Shape of the Spine in Tai Chi

The shape of the human spine during Taijiquan (Tai Chi) is one of the most confusing concepts when one starts learning. The confusion is heightened by myths about energy circulation, lack of basic anatomy knowledge, and not understanding the basic principles of Taijiquan (Tai Chi).
In a nutshell: the physiological curvature of the spine must be respected during of Taijiquan (Tai Chi) practice. It is plain wrong to try to make the spine, or part of it, straight.

Anatomy of the spine

The human spine has four physiological curves: cervical lordosis, thoracic kyphosis, lumbar lordosis, and sacral kyphosis. Every healthy person has these curves from a certain age on. You aren’t born with them, they settle down some time after the child has learned to walk and has adopted the upright posture.
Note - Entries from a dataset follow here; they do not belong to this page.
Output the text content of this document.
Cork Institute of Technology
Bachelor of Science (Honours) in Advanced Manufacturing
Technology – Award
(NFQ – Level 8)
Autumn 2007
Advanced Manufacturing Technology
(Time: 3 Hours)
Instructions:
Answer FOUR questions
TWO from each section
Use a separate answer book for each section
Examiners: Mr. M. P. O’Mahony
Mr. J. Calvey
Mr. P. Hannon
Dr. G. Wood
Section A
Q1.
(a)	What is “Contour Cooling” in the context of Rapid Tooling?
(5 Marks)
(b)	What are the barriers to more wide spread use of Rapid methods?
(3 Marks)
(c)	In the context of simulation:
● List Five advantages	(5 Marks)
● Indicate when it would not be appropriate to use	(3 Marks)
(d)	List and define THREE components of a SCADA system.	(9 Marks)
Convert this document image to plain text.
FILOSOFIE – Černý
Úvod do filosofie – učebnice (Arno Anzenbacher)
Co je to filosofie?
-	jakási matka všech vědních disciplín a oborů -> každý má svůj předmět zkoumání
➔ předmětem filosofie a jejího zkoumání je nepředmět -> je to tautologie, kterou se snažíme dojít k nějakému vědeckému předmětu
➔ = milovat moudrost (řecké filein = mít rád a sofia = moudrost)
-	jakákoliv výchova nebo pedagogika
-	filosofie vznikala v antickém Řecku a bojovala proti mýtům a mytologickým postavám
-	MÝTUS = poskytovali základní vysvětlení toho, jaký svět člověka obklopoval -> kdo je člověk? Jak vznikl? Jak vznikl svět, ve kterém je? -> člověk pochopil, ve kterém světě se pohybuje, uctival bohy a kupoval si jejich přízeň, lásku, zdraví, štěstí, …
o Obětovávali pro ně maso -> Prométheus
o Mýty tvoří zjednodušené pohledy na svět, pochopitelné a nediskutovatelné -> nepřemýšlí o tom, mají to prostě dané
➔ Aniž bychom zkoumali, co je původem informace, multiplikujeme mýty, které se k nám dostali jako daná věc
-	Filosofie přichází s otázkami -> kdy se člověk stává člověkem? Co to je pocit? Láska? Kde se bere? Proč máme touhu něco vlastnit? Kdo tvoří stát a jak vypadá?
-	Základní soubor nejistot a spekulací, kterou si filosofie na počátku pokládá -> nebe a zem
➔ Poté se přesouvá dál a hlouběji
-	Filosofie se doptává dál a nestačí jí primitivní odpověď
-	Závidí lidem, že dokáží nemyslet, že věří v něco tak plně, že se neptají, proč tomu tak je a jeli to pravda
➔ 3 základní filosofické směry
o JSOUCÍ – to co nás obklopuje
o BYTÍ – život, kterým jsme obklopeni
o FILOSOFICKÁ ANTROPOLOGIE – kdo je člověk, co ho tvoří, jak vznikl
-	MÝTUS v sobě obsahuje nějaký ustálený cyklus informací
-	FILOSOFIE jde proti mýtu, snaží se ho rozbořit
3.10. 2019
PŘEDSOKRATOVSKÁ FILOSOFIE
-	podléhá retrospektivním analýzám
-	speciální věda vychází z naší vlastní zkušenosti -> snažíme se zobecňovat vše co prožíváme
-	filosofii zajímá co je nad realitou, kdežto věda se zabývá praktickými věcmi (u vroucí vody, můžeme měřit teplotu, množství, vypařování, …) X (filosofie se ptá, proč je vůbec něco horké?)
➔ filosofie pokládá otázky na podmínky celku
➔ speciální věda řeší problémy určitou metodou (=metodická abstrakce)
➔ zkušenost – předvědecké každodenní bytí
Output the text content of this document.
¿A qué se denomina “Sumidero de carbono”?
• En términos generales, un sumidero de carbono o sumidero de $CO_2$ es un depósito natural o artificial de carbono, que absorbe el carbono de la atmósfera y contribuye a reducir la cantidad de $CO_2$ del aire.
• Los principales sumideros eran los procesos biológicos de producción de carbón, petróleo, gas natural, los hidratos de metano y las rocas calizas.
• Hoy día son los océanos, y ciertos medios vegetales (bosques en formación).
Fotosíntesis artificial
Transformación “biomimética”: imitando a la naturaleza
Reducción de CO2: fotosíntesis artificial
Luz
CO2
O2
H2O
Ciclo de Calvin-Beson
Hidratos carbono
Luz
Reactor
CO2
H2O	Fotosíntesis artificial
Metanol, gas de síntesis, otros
The vertebrae themselves are classified according to their main characteristics, which are a function of their position in the spine. For example: the vertebrae have two lateral “arms,” called transverse processes. At the end of these processes are the articular facets, which articulate with the same facets of the vertebra above and below. If you would open your arms to the sides, your hands are the equivalent of the articular facets. The angle of the facets varies depending on the position of the vertebra in the spine (it’s as if you turned your palms a little up or down). This alone would be sufficient to demonstrate that each vertebra has a precise position and shape according to the spine’s physiological shape, which has developed for millions of years until arriving at the present form.
The vertebrae also have a long protuberance backwards, called the spinous process. This is what you see when you look at a person’s spine from behind. The spinous processes leave each vertebra at a specific angle, which varies with the position of the vertebra in the spine. The vertebrae stack and fit perfectly, and the spine has a natural shape and curvature.

Postural deviations

When someone says, “My doctor said that I have lordosis”, this person actually means he has hyperlordosis (usually lumbar). Every human being has lordosis, as explained above.
There are two simple deviations of the curvatures of the spine: excess curvature (hyperlordosis or hyperkyphosis), and rectification of curvature. There are also more complex deviations. Any Orthopedist or Physical Therapist will tell you that rectification of a spinal curvature is a deviation, something that is not healthy and requires treatment, often with mobilization exercises overseen by a professional.

Shape of the spine during Taijiquan (Tai Chi)

Taijiquan (Tai Chi)’s approach is simple: it respects the spine’s natural curvatures. Notice that the instructions for the correct posture say “keep the body straight”, and not “keep the spine straight”. Keeping the body straight means not leaning forward or backward, either with the whole body or with a part of it.
There’s a widespread myth about energy circulation that says the spine should be straight. What I explained about the vertebrae and the spine’s natural shape should be enough to dispel that. The spine should be erect, not straight. Erect spine simply means keeping upright, not leaning. It does not mean one should create undue tensions and fight nature in an anti-physiological posture.

Taijiquan (Tai Chi) principles

The fundamental organizing principle in Taijiquan (Tai Chi) is naturalness. Therefore, the physiology and natural shape of the spine must be respected. For the spine to be in its natural condition, the hips must be positioned correctly.